[Haskell-cafe] Re: Strings - why [Char] is not nice

John Goerzen jgoerzen at complete.org
Tue Sep 28 11:21:17 EDT 2004


[ haskell newbie alert ]

On 2004-09-20, Henning Thielemann <iakd0 at clusterf.urz.uni-halle.de> wrote:
>
> On Mon, 20 Sep 2004, Einar Karttunen wrote:
>
>> Size
>> 
>> Handling large amounts of text as haskell strings is currently not
>> possible as the representation (list of chars) is very inefficient. 
>
> Efficiency is always a reason to mess everything.
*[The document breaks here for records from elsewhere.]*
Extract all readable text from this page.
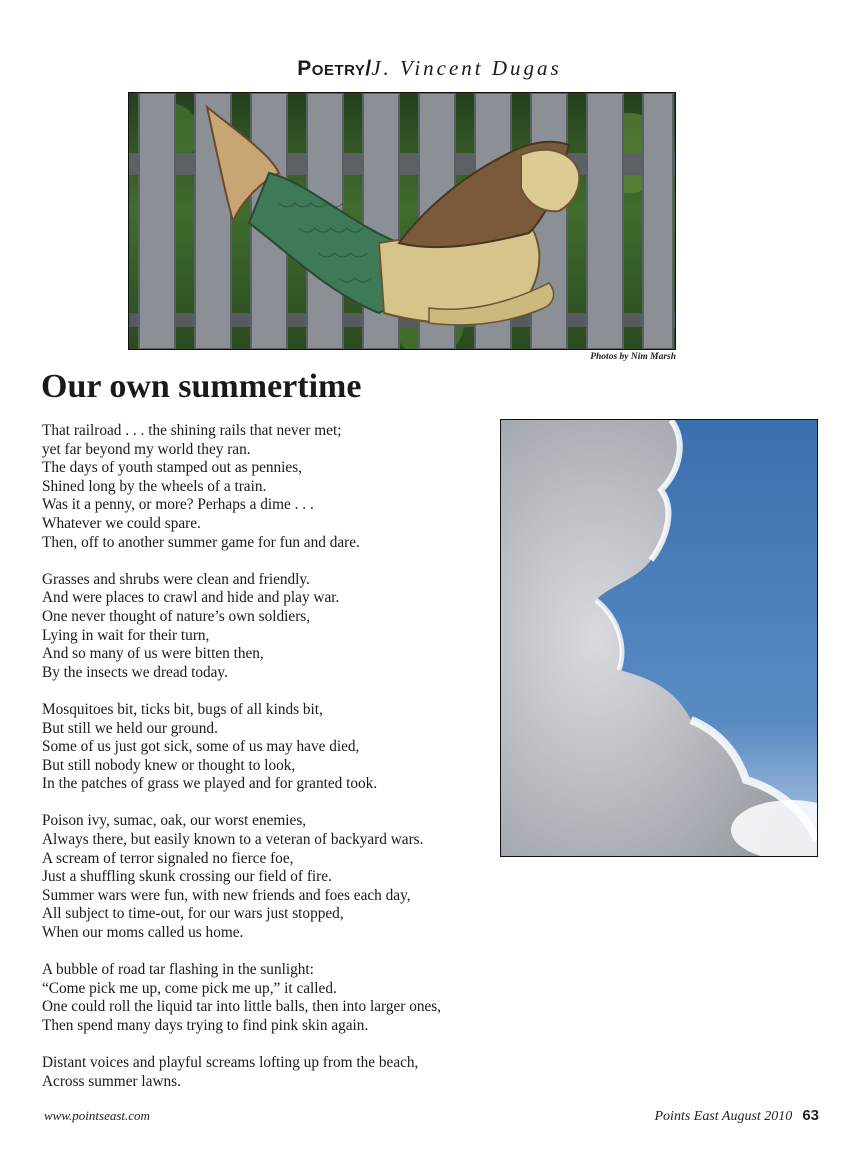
Poetry/J. Vincent Dugas
Photos by Nim Marsh
Our own summertime
That railroad . . . the shining rails that never met;
yet far beyond my world they ran.
The days of youth stamped out as pennies,
Shined long by the wheels of a train.
Was it a penny, or more? Perhaps a dime . . .
Whatever we could spare.
Then, off to another summer game for fun and dare.
Grasses and shrubs were clean and friendly.
And were places to crawl and hide and play war.
One never thought of nature’s own soldiers,
Lying in wait for their turn,
And so many of us were bitten then,
By the insects we dread today.
Mosquitoes bit, ticks bit, bugs of all kinds bit,
But still we held our ground.
Some of us just got sick, some of us may have died,
But still nobody knew or thought to look,
In the patches of grass we played and for granted took.
Poison ivy, sumac, oak, our worst enemies,
Always there, but easily known to a veteran of backyard wars.
A scream of terror signaled no fierce foe,
Just a shuffling skunk crossing our field of fire.
Summer wars were fun, with new friends and foes each day,
All subject to time-out, for our wars just stopped,
When our moms called us home.
A bubble of road tar flashing in the sunlight:
“Come pick me up, come pick me up,” it called.
One could roll the liquid tar into little balls, then into larger ones,
Then spend many days trying to find pink skin again.
Distant voices and playful screams lofting up from the beach,
Across summer lawns.
www.pointseast.com	Points East August 2010 63
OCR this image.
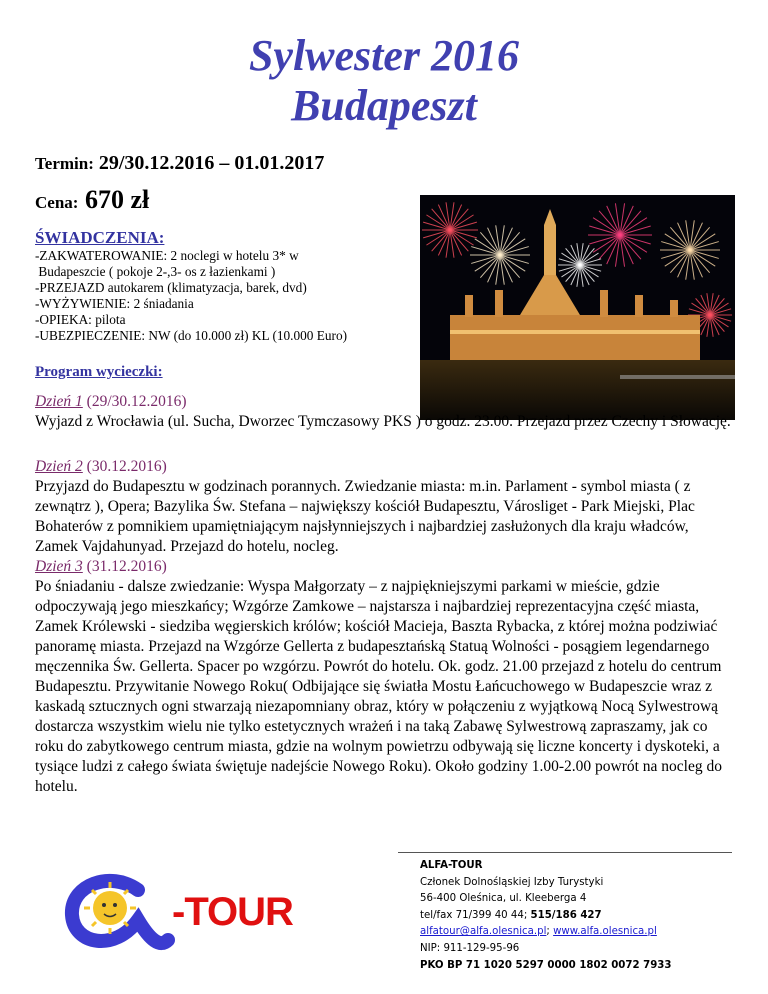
Sylwester 2016
Budapeszt
Termin: 29/30.12.2016 – 01.01.2017
Cena: 670 zł
ŚWIADCZENIA:
-ZAKWATEROWANIE: 2 noclegi w hotelu 3* w
Budapeszcie ( pokoje 2-,3- os z łazienkami )
-PRZEJAZD autokarem (klimatyzacja, barek, dvd)
-WYŻYWIENIE: 2 śniadania
-OPIEKA: pilota
-UBEZPIECZENIE: NW (do 10.000 zł) KL (10.000 Euro)
Program wycieczki:
Dzień 1 (29/30.12.2016)
Wyjazd z Wrocławia (ul. Sucha, Dworzec Tymczasowy PKS ) o godz. 23.00. Przejazd przez Czechy i Słowację.
Dzień 2 (30.12.2016)
Przyjazd do Budapesztu w godzinach porannych. Zwiedzanie miasta: m.in. Parlament - symbol miasta ( z zewnątrz ), Opera; Bazylika Św. Stefana – największy kościół Budapesztu, Városliget - Park Miejski, Plac Bohaterów z pomnikiem upamiętniającym najsłynniejszych i najbardziej zasłużonych dla kraju władców, Zamek Vajdahunyad. Przejazd do hotelu, nocleg.
Dzień 3 (31.12.2016)
Po śniadaniu - dalsze zwiedzanie: Wyspa Małgorzaty – z najpiękniejszymi parkami w mieście, gdzie odpoczywają jego mieszkańcy; Wzgórze Zamkowe – najstarsza i najbardziej reprezentacyjna część miasta, Zamek Królewski - siedziba węgierskich królów; kościół Macieja, Baszta Rybacka, z której można podziwiać panoramę miasta. Przejazd na Wzgórze Gellerta z budapesztańską Statuą Wolności - posągiem legendarnego męczennika Św. Gellerta. Spacer po wzgórzu. Powrót do hotelu. Ok. godz. 21.00 przejazd z hotelu do centrum Budapesztu. Przywitanie Nowego Roku( Odbijające się światła Mostu Łańcuchowego w Budapeszcie wraz z kaskadą sztucznych ogni stwarzają niezapomniany obraz, który w połączeniu z wyjątkową Nocą Sylwestrową dostarcza wszystkim wielu nie tylko estetycznych wrażeń i na taką Zabawę Sylwestrową zapraszamy, jak co roku do zabytkowego centrum miasta, gdzie na wolnym powietrzu odbywają się liczne koncerty i dyskoteki, a tysiące ludzi z całego świata świętuje nadejście Nowego Roku). Około godziny 1.00-2.00 powrót na nocleg do hotelu.
-TOUR
ALFA-TOUR
Członek Dolnośląskiej Izby Turystyki
56-400 Oleśnica, ul. Kleeberga 4
tel/fax 71/399 40 44; 515/186 427
alfatour@alfa.olesnica.pl; www.alfa.olesnica.pl
NIP: 911-129-95-96
PKO BP 71 1020 5297 0000 1802 0072 7933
But the inefficiency

Well put.

> applies to lists of every data type, so why optimizing only Strings, why
> not optimizing Lists in general, or better all similar data structures, as

Python has an interesting approach.  Strings are not implemented as
lists of characters, but they are an object of a generic type (I forget
what it's called; iterable maybe) that can be accessed like a list.
(Lists, of course, are also objects of that type.)

I assume typeclasses could lead to the same situation in OCaml.  It's
not a list, but it looks and acts like a list...

But anyway, having strings as lists of chars leads to some things that
are convenient:

 * (++) is both a list and a string concatenation operator

 * Pattern matching works well with strings (that's my #1 gripe about
   strings in OCaml)

 * Thanks to the laziness of Haskell lists, things such as "lines" are
   possible -- eliminating the hassle of loops/recursion to read file
   data or the ugliness of reading an entire file at once.

These are significant advantages to me.